Legislative changes needed for driverless cars

Legislative changes are needed before the insurance industry can begin preparing for the upheaval associated with widespread driverless vehicle use, according to the growing number of lawyers practising in the area.

Legislative changes needed for driverless cars
Robert Love says the entire legislative regime currently supporting auto insurance policies is premised on human driver error as the main cause of accidents.

Legislative changes are needed before the insurance industry can begin preparing for the upheaval associated with widespread driverless vehicle use, according to the growing number of lawyers practising in the area. 

In the Insurance Bureau of Canada’s recent report on auto insurance for automated vehicles, the industry group representing the country’s largest private property and casualty insurers suggested a fresh approach for autonomous vehicles, including policies that cover both driver negligence and any technology at work in the car.  

But Robert Love, head of Borden Ladner Gervais LLP’s autonomous vehicle practice group, says the entire legislative regime currently supporting auto insurance policies, including Ontario’s Highway Traffic Act, is premised on human driver error as the main cause of accidents.

“There will have to be amendments to deal with issues that right now are ambiguous,” says Love, who was on the panel of industry experts consulted by the IBC for the preparation of the report. “Some changes will be required, and others would be helpful, in the sense that they could clarify issues, rather than leaving it to courts to figure [out] and having people litigate for years.”

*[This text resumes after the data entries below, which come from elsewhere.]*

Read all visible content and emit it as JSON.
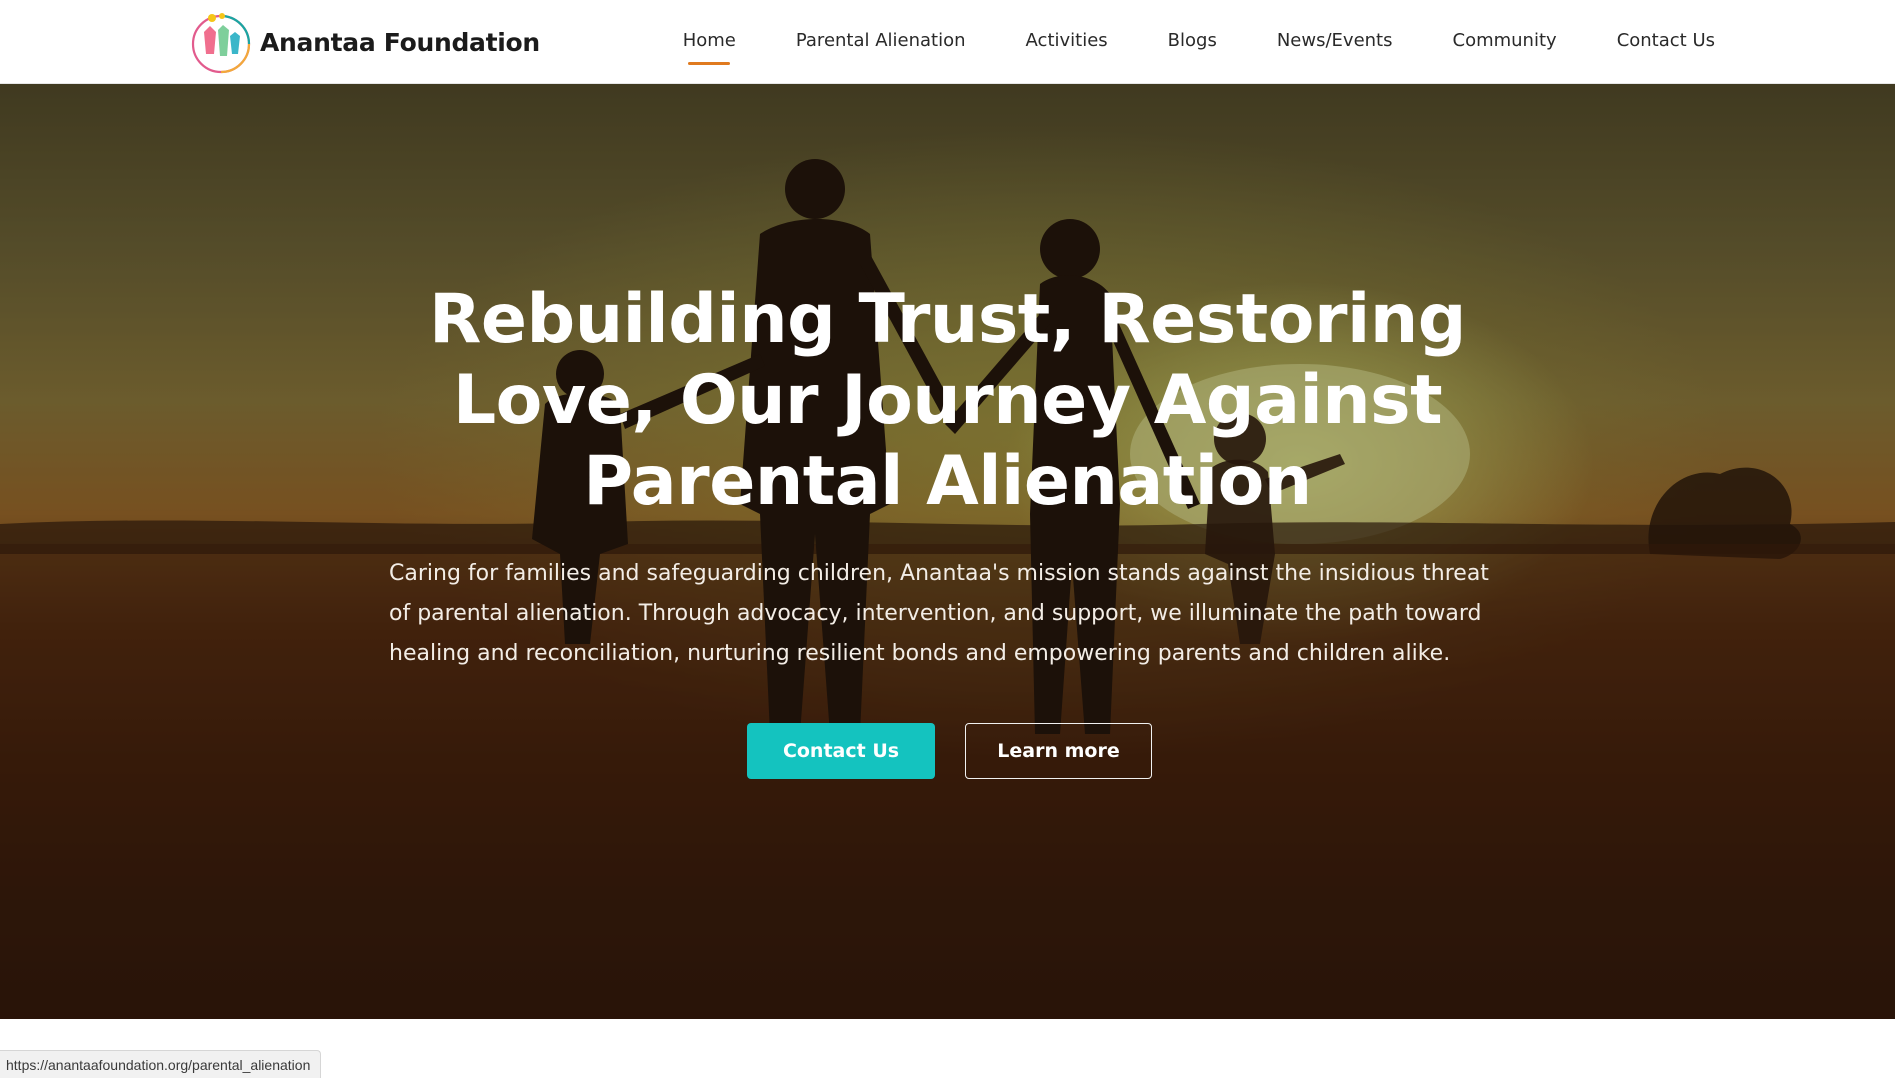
{
  "brand": {
    "name": "Anantaa Foundation"
  },
  "nav": {
    "items": [
      {
        "label": "Home",
        "active": true
      },
      {
        "label": "Parental Alienation",
        "active": false
      },
      {
        "label": "Activities",
        "active": false
      },
      {
        "label": "Blogs",
        "active": false
      },
      {
        "label": "News/Events",
        "active": false
      },
      {
        "label": "Community",
        "active": false
      },
      {
        "label": "Contact Us",
        "active": false
      }
    ]
  },
  "hero": {
    "title_lines": [
      "Rebuilding Trust, Restoring",
      "Love, Our Journey Against",
      "Parental Alienation"
    ],
    "description_lines": [
      "Caring for families and safeguarding children, Anantaa's mission stands against the insidious threat",
      "of parental alienation. Through advocacy, intervention, and support, we illuminate the path toward",
      "healing and reconciliation, nurturing resilient bonds and empowering parents and children alike."
    ],
    "primary_button": "Contact Us",
    "secondary_button": "Learn more"
  },
  "status_bar": {
    "url": "https://anantaafoundation.org/parental_alienation"
  },
  "colors": {
    "accent": "#e07a1f",
    "primary_button": "#14c3bf"
  }
}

Without changes, Love says,  he foresees drawn-out and expensive arguments over liability when a “driver” claims they were not in control of the vehicle at the time of the accident.

“That’s one of the underpinnings of the IBC proposal: They’ve come up with a one-policy approach that tells an insured plaintiff they don’t need to sue all these different people, because the policy responds whether or not the vehicle was being operated by a human or the technology,” Love says. “Whether it’s ultimately the best approach or one that gets traction is not known right now. But I think the good part is that they’ve come out with a position paper that creates a framework around which stakeholders can start a discussion.”

Charles Gluckstein, a partner at Gluckstein Personal Injury Lawyers in Toronto and former president of the Ontario Trial Lawyers Association, says it’s important that any solution includes a way to hold manufacturers to account, in order to incentivize safety and quality in the production process.   

But, ultimately, he says, the intricacies of the approach may pale in significance compared with the revolution he expects the auto insurance industry to undergo in the coming years.

“This is more like a transition piece as the technology comes in,” Gluckstein says.

The IBC report refers to a six-category scale developed by the Society of Automotive Engineers to rate the level of automation in a particular vehicle, ranging from level zero: no automation, in which the driver is responsible for all aspects of driving, to level five: full automation, where the car completes all driving tasks.

Its proposals are meant for any vehicles above level two, which is when the crossover occurs between vehicles mostly driven by humans with technological assistance to those driven mostly using technology but with room for driver intervention. 

While experts disagree on how long it will take to get there, by the time we hit level five, Gluckstein says, Canadians’ road use will be unrecognizable. So, too, will the insurance and personal injury industries that stem from it, he adds, with accident levels predicted to drop to a fraction of the 40,000 reported annually by Ontario’s Ministry of Transportation.

“As time goes on and we get up toward 100-per-cent uptake on autonomous vehicles, nobody’s going to be paying attention because there won’t be many claims if the roads become as safe as people think they will,” Gluckstein says.

“The impact on the insurance industry is going to be huge,” says Love, whose practice group was formed to help clients in various sectors stay on top of technological developments.

“When you look at the property and casualty business, somewhere around 40 per cent comes from auto insurance,” he adds. “Fewer collisions means you’re dealing with fewer claims for personal injury and defending fewer property damage claims. Logically, that should mean it is cheaper to insure a vehicle, and premiums will have to go down. That is significant in an industry that has to support fairly large overheads.”

At Gowling WLG in Toronto, partner Parna Sabet-Stephenson has been keeping an eye on driverless vehicles as part of her role as co-lead of the firm’s InsurTech practice group.

“One thing I have learned over the years is that because of the role technology is playing in different industries, it’s not helpful to clients to just be [a] general-purpose technology lawyer. Without an understanding of the challenges and opportunities of technology in a specific industry, you can’t really add the value they expect,” she says. “Worlds are colliding, and auto insurance is one of those places where it all comes together.”